Von Shelly Kupferberg |
Heute Abend feiern Juden auf der ganzen Welt den Sederabend – den Vorabend zum Passahfest – auf Hebräisch: Pessach. Pessach ist einer der wichtigsten Feiertage im Judentum. Die Familie kommt zusammen und feiert bei einem großen Essen und vielen Symbolen den Auszug der Juden aus Ägypten, und gleichzeitig deren Befreiung. Für viele nachfolgende Jahrhunderte wurde der Auszug aus Ägypten als der historische Bezugspunkt zur Berechnung des Kalenders und zur Jahreszählung benutzt.
Ägypten vor rund 3300 Jahren. Ein Mann kam zum mächtigen Pharao und bat um die Befreiung der vielen Sklaven. Sie alle waren Juden, einschließlich des Mannes, der um die Befreiung bat. Er hieß Moses, und wurde im Auftrag Gottes geschickt, um sein Volk aus der Knechtschaft zu befreien.

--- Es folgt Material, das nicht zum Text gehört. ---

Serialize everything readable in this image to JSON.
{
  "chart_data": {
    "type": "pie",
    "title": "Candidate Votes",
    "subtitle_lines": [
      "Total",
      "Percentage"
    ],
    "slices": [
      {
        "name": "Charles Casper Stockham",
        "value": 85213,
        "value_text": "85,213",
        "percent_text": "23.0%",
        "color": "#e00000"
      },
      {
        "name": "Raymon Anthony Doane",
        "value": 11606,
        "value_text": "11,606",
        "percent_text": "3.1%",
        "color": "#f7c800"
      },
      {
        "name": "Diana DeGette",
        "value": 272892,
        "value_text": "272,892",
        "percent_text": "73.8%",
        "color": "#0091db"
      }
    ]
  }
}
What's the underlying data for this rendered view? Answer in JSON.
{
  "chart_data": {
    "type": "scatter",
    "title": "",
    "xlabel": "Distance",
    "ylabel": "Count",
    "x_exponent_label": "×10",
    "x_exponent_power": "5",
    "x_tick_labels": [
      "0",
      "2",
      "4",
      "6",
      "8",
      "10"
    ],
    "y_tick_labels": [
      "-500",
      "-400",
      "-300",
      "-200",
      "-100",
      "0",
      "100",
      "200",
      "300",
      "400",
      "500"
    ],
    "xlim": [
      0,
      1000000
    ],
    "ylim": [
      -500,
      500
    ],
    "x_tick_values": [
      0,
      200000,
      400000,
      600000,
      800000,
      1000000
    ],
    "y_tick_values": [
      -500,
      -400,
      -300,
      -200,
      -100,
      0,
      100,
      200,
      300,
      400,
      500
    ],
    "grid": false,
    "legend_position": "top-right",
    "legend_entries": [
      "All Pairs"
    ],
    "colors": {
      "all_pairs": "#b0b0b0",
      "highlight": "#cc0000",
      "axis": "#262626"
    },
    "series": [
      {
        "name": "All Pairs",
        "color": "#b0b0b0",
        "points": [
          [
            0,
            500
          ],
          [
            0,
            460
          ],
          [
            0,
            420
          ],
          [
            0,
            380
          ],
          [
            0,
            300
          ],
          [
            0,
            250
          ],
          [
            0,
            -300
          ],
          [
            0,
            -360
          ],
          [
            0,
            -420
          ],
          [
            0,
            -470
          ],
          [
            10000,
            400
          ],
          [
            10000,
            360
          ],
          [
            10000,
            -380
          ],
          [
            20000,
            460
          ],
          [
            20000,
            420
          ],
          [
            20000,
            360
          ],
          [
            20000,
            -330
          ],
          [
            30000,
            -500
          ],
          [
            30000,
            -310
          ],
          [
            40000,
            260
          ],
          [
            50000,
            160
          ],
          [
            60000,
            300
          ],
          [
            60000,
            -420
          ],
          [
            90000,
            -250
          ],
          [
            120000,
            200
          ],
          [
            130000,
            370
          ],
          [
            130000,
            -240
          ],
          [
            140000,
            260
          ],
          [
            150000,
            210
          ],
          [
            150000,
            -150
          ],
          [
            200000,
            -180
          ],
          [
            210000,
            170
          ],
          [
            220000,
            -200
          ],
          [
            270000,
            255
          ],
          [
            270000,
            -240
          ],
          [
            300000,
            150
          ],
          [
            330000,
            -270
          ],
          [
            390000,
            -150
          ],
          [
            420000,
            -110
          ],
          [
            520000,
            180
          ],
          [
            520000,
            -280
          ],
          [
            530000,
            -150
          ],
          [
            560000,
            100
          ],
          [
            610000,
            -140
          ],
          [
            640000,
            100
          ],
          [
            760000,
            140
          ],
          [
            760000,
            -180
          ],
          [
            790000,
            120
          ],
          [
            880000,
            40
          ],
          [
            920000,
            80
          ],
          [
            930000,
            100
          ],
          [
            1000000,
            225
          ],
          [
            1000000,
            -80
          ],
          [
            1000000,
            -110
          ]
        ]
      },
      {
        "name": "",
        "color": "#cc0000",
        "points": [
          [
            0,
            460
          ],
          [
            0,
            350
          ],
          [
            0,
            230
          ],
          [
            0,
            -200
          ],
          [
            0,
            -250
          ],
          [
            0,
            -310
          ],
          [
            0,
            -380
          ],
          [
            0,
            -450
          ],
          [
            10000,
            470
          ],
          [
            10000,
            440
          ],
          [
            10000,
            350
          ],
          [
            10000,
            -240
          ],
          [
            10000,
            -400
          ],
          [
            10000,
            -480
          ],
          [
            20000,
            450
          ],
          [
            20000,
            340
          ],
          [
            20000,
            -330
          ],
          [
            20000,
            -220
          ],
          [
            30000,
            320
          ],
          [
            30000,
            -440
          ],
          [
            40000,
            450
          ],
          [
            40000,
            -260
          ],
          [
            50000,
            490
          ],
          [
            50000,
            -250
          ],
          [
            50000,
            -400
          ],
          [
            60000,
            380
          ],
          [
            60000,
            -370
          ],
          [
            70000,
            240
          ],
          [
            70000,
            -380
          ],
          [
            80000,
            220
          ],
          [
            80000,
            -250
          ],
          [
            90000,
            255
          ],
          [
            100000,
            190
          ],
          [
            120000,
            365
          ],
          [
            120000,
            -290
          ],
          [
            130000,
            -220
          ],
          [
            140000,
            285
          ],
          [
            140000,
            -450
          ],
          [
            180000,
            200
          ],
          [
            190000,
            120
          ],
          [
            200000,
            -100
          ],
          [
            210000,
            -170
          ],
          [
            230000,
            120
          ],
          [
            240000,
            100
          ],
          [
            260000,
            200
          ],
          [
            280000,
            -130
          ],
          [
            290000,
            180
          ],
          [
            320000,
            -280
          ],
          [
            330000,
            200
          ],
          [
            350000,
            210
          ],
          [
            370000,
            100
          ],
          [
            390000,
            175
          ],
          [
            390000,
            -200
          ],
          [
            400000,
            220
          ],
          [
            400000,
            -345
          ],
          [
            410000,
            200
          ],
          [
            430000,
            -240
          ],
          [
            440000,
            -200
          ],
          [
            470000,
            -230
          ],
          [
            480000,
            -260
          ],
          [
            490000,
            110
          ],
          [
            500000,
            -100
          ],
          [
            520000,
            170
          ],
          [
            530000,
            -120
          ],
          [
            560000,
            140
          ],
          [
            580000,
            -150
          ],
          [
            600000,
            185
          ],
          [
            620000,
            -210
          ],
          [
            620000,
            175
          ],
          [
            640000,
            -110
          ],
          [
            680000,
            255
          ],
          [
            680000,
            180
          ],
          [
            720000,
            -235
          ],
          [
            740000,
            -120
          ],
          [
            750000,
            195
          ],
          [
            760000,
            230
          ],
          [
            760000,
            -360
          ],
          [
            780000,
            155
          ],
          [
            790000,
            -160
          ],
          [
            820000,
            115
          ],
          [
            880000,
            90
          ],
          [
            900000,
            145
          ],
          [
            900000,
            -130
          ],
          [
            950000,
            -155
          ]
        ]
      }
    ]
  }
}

Pessach ist der Festtag, der speziell den Auszug der Juden aus Ägypten zum Thema hat. Über das Ereignis von Pessach zu berichten bedeutet, fast die gesamte Geschichte der Vorfahren nachzuerzählen. Dies wird auch getan – innerhalb eines Rituals, genannt „Seder“: Am Sederabend wird die Geschichte Pessachs, die sogenannte „Haggadah“ erzählt und nachempfunden. Rabbiner Walter Rothschild:

„Das ist ein fröhliches Freiheitsfest. Wir feiern in verschiedenen Manieren, eine Manier ist ein „Seder“, den sogenannten „Seder-Abend“, das ist eine Mahlzeit mit einer ganz bestimmten Reihenfolge. „Seder“ bedeutet einfach: „Ordnung“. Wir lesen aus einem besonderen Buch, der „Hagaddah“, das ist eine narrative Erzählung, und wir lesen diese Geschichte nicht direkt aus der Bibel – das ist etwas Außergewöhnliches, man würde so etwas nicht erwarten – aber eine andere Version von der Geschichte mit Anekdoten und Geschichten von Erzählungen verschiedener Rabbiner, aus verschiedenen Jahrhunderten, mit Liedern, Psalmen, mit Liedern für die Kinder und ähnlichen Sachen.“

Die Haggadah, also die Erzählung der Pessachgeschichte, beginnt zur Zeit Jakobs und seiner zwölf Söhne – vor etwa 3700 Jahren.

„Sie wohnten im Lande Kanaan, dem späteren Israel. Während einer Hungersnot wanderte Jakob mit seiner Familie nach Ägypten aus, denn dort gab es Nahrung in Hülle und Fülle. In Ägypten lebte bereits Josef, einer der Söhne Jakobs, der einen hohen Posten beim Pharao inne hatte. Dies war der Anfang einer 400-jährigen gemeinsamen Geschichte zwischen Juden und Ägyptern.“

Anfangs erfreuten sich die Juden vieler Privilegien und lebten im Wohlstand. Doch nach einiger Zeit herrschten andere Pharaonen, die die wachsende Zahl der Kinder Israels in ihrer Mitte fürchteten. Gesetze wurden nach und nach erlassen, um deren weitere Ausbreitung einzudämmen und sie zu tyrannisieren. So wurden die Juden allmählich in die totale Sklaverei geführt. Die Knechtschaft sollte insgesamt 200 Jahre andauern – unter ihr entstanden prächtige Bauwerke in Ägypten, die Pyramiden.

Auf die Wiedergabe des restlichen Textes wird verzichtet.